Kiss Kiss, Bang Bang stars Robert Downey Jr. as Harry Lockhart, a small-time thief who gets mistaken for an aspiring actor and whisked off to the bright lights of Hollywood. In order to research his new role Harry is paired with  private investigator "Gay" Perry van Shrike (Val Kilmer) but soon gets himself, and his childhood crush Harmony (Michelle Monaghan), mixed up in crime plot to rival any Hollywood film. Once the bodies start turning up there is simply no stopping them creating more problems for the hapless Harry.

Kiss Kiss, Bang Bang, like Ronseal, does exactly what it says on the tin. The title is the film’s first in-joke and offers the audience a clear sign of exactly what they are in for. It references the working title of the fourth outing for super spy James Bond, Thunderball, and also the phrase critic Pauline Kael picked out as a description of the thrill-seeking and shallow attitude that she felt had infected cinema. Black’s film is a response to both Kael’s criticism and the trigger-happy excitement associated with 007. We are witnessing a film that embraces its shallow, violent nature whilst remaining sarcastic and self-aware enough to show that it has some depth.

The narrative takes the formula that Black helped reinforce in the 80s and beats it senseless. The bloody and delirious remains are a blend of typical detective and action plots whilst serving as a parody of pulp detective novels. It is smart and funny and Black clearly had fun putting together the twisting storylines. It is an homage to film noir set in the bright lights of the modern and superficial LA scene. The script is full of in-jokes, self-awareness and Black’s own scathing criticism of his own industry.

This is one of the main reasons that certain critics have had such a problem with Kiss Kiss, Bang Bang. Black makes all of the right moves but can’t help but point out that he’s doing it for his own devices. Whilst you are watching, you can’t help but feel that Black is sat beside you constantly elbowing you in the ribs and repeatedly whispering “do you get it?” There are moments when the entire film almost collapses under the weight of its own arrogance. Although, I would have to say that Black’s skill as a writer prevent this from happening. Kiss Kiss, Bang Bang is trashy, witty and clever and I think it has every right to point it out through Harry’s narrative.

The plot, whilst not completely nonsensical, is convoluted. The action is dragged out by the discovery of another body or a piece of vital new information. It is full of those classic moments when our heroes escape momentarily only to be captured once again. It is difficult to keep track of everything you’re supposed to remember and what’s just there to put you off. Ultimately, though, that’s the point. The plot is really a secondary feature. Concentrate on it too and you miss out on the more important matters. Kiss Kiss, Bang Bang is, above all else, a buddy movie and it is the great dialogue and wonderful performances that really make this film something special. The chemistry between the three main actors is terrific. Val Kilmer triumphs as the openly gay but hard-nosed PI and produces one of his funniest performances.

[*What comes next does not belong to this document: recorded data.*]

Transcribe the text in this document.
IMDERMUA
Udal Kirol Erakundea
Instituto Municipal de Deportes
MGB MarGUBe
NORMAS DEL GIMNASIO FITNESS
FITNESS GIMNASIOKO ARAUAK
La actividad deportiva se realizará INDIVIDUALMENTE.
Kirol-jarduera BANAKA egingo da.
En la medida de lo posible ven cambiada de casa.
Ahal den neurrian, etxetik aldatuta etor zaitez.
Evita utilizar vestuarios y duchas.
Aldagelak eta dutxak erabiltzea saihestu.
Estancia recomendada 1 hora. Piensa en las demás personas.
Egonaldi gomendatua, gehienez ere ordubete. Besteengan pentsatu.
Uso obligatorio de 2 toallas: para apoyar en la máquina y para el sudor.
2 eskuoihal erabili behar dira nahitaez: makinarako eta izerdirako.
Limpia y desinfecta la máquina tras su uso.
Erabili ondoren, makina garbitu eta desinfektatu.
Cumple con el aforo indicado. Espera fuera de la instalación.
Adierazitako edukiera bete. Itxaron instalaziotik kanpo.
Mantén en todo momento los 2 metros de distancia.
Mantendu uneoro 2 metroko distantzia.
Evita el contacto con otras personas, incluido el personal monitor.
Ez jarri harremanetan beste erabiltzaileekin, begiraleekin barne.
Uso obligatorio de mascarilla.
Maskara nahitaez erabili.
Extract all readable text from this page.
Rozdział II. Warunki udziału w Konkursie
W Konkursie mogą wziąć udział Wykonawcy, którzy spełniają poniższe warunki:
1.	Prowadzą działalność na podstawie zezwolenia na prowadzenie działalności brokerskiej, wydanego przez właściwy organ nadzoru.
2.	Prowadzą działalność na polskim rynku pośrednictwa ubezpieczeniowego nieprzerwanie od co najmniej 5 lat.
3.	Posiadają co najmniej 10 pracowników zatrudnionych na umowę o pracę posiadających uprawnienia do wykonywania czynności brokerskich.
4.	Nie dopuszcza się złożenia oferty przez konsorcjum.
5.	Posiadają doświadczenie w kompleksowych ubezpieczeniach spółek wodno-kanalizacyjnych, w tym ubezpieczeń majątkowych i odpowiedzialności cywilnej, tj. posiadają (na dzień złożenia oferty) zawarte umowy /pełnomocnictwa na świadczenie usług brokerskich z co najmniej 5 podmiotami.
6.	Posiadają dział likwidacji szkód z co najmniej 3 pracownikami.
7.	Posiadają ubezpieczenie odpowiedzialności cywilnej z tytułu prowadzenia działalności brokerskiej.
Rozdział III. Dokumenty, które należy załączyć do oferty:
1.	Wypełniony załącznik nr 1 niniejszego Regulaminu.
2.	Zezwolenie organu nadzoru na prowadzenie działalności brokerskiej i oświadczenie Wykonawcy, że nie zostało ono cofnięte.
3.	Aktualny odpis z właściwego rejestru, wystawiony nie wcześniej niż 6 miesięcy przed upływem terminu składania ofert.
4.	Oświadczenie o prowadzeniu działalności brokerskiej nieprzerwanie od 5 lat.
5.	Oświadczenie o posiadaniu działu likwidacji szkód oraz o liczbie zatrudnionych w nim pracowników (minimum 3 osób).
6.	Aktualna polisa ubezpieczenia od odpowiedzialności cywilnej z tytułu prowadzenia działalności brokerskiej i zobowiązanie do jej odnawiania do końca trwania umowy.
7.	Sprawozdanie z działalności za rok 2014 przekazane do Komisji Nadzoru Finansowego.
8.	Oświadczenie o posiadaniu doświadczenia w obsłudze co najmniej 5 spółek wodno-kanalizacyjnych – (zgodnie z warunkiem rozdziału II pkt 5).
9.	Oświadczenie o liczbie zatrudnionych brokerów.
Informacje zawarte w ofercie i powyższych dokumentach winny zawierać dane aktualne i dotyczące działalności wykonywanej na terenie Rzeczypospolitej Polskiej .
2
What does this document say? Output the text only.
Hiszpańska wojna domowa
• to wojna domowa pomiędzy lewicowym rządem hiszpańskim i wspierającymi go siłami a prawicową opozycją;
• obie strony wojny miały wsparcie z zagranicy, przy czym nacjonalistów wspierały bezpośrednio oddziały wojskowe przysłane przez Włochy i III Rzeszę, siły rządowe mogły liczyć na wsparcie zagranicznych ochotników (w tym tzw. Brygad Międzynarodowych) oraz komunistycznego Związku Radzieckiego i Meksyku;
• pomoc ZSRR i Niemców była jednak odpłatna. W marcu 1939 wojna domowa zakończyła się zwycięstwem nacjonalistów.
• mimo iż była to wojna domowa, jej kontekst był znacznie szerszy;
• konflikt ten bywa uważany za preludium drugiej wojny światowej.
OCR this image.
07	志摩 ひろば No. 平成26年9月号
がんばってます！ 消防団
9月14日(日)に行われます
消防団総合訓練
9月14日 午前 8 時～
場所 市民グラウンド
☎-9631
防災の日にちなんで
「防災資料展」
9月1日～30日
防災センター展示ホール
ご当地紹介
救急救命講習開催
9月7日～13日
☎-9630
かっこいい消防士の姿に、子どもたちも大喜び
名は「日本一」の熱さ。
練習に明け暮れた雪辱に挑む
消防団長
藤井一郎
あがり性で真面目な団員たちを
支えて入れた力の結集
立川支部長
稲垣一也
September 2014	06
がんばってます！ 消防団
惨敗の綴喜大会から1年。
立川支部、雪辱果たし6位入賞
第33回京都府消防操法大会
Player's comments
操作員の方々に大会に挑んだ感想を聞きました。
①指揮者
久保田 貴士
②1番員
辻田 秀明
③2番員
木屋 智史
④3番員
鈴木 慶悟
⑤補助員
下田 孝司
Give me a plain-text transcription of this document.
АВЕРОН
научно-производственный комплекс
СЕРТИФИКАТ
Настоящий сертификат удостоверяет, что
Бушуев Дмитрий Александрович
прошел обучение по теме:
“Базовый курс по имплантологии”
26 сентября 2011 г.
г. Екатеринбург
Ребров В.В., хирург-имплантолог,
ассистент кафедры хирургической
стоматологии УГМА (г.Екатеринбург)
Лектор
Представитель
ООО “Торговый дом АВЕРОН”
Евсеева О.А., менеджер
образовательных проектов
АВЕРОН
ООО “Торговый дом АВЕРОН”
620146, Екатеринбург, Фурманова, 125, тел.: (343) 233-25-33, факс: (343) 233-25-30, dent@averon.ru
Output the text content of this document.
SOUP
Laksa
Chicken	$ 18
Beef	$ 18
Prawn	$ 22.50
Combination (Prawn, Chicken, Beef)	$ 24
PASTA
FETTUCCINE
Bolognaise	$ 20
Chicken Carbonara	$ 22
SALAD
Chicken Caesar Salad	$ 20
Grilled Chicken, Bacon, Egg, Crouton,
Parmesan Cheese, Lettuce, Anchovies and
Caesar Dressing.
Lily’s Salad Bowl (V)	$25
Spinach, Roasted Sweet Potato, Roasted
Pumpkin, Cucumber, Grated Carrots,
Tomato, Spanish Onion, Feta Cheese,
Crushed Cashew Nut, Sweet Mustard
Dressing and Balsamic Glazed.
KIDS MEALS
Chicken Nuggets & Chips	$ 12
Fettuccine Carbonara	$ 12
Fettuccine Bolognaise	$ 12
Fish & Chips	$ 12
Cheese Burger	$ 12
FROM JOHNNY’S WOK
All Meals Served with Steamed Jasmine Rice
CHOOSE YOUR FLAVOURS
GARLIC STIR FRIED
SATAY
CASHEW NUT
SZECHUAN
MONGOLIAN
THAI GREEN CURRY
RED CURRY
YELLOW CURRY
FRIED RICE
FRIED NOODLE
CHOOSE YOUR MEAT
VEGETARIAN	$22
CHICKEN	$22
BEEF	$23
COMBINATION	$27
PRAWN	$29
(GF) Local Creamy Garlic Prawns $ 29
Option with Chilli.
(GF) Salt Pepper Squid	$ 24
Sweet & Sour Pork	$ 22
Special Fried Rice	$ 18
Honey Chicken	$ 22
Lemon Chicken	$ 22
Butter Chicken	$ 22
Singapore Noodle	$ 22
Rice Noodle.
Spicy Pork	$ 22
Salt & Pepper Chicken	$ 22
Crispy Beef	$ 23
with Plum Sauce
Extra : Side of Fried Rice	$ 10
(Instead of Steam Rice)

Robert Downey Jr. is able to bring a tender and emotional slant to his smart-alecky one-liners and self-referential narration. Harry is at times idiotic and na├»ve but you just can’t help but like him and admire his witty and sarcastic dialogue. Without these two at the helm, this film wouldn’t work. The chemistry and the emotional centre provide a soft counterpoint to the self-importance of the script.

Shane Black tried to be clever with a formula that he and other writers had started to wear out and, luckily for him, he has the skill to make it work and breathe new life into these oft seen scenarios. Kiss Kiss, Bang Bang is an exciting and fast-paced look back to the works of Raymond Chandler but with a postmodern attitude. It is a dark comedy with a sarcastic and brash side. The story takes so many turns along the way that keeping up with everything can prove difficult but that is not enough to detract from everything that Black does get right.